Éditorial

Chers collègues,
Ce dernier numéro de l’année aborde l’approche de l’immunothérapie intratumorale que nous voulions traiter depuis longtemps, en raison non seulement des résultats favorables des études précliniques, mais aussi du rationnel sous-jacent. L’immunothérapie intratumorale est souvent basée sur une stimulation de l’immunité innée à l’aide d’agonistes des Pattern Recognition Receptors qui activent localement l’immunité adaptative, produisant un effet vaccinal et une réponse systémique, puis un effet abscopal sur les sites à distance.

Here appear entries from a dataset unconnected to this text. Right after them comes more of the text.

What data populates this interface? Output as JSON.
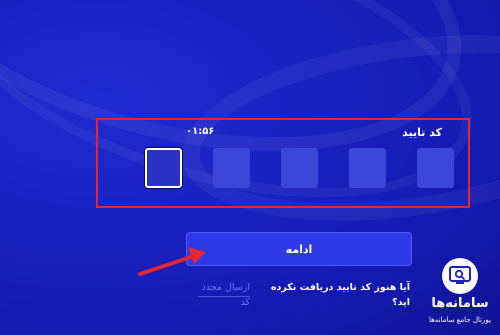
{
  "verify": {
    "code_label": "کد تایید",
    "timer": "۰۱:۵۶",
    "otp_digits": [
      "",
      "",
      "",
      "",
      ""
    ]
  },
  "actions": {
    "continue_label": "ادامه",
    "not_received_text": "آیا هنوز کد تایید دریافت نکرده اید؟",
    "resend_label": "ارسال مجدد کد"
  },
  "brand": {
    "name": "سامانه‌ها",
    "tagline": "پورتال جامع سامانه‌ها",
    "icon": "monitor-search-icon"
  },
  "colors": {
    "background": "#1a22c4",
    "highlight_frame": "#e3262f",
    "otp_box": "#3a47d8",
    "button": "#2d39e6",
    "link": "#6b78ff",
    "annotation_arrow": "#e3262f"
  }
}
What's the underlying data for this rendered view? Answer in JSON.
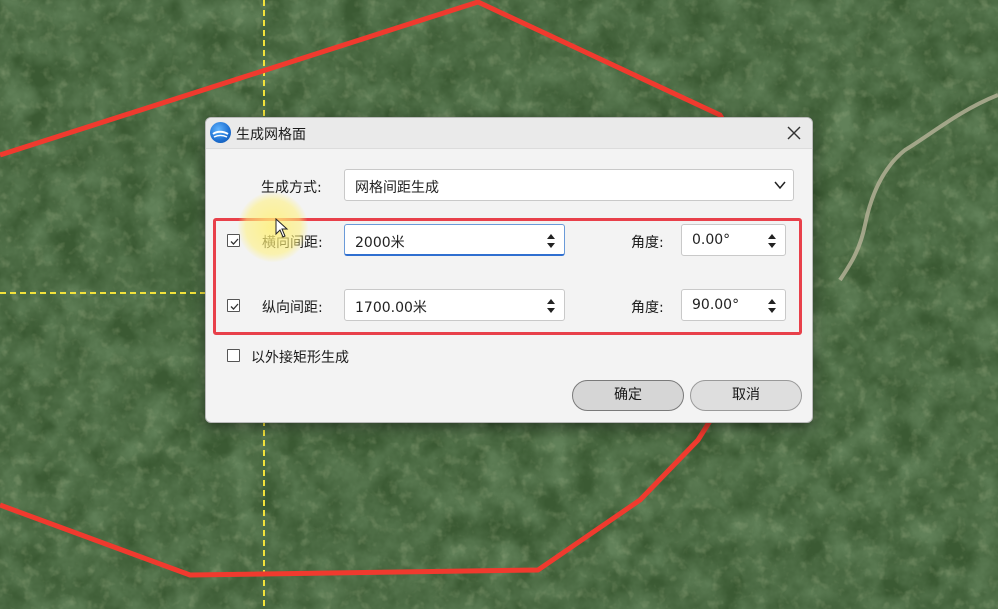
{
  "dialog": {
    "title": "生成网格面",
    "method_label": "生成方式:",
    "method_value": "网格间距生成",
    "horizontal": {
      "checked": true,
      "label": "横向间距:",
      "value": "2000米",
      "angle_label": "角度:",
      "angle_value": "0.00°"
    },
    "vertical": {
      "checked": true,
      "label": "纵向间距:",
      "value": "1700.00米",
      "angle_label": "角度:",
      "angle_value": "90.00°"
    },
    "bbox_option": {
      "checked": false,
      "label": "以外接矩形生成"
    },
    "ok_label": "确定",
    "cancel_label": "取消"
  },
  "colors": {
    "highlight_frame": "#e8404a",
    "boundary_line": "#f03a2e",
    "grid_line": "#f2e33b"
  },
  "icons": [
    "app-logo-icon",
    "close-icon",
    "chevron-down-icon",
    "spin-arrows-icon",
    "checkmark-icon",
    "mouse-pointer-icon"
  ]
}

Des anti-immune checkpoints, des virus oncolytiques et des cytokines sont également utilisés. La lecture de la mise au point vous apprendra que cette approche qui semble efficace se heurte néanmoins à des obstacles pratiques et à la difficulté d’obtenir un effet abscopal chez l’homme (Philippe A. Cassier).
Dans le champ des biomarqueurs de réponse à l’immunothérapie, voici un autre sujet que nous n’avons fait qu’effleurer, celui des mini-organes lymphoïdes secondaires situés dans les tumeurs, les structures lymphoïdes tertiaires (Tertiary Lympoid Stuctures, TLS) qui font l’objet d’un intérêt grandissant au sein de la communauté internationale. Décrites il y a une quinzaine d’années dans notre équipe comme capables de produire in situ une réponse immunitaire antitumorale, leur association à la réponse aux anti-checkpoints les a mises au devant de la piste immuno-oncologique. Les TLS sont présentes dans tous les cancers, mais certains patients n’en développent pas. Le premier article bref présente les résultats du premier essai mondial réalisé en collaboration avec notre équipe, où des patients atteints de sarcomes des tissus mous sélectionnés pour la présence de TLS ont reçu du pembrolizumab. Les résultats montrent un taux de réponse jamais atteint dans les sarcomes et encouragent les études permettant la translation de ce marqueur en marqueur de routine (Florent Peyraud, Antoine Italiano).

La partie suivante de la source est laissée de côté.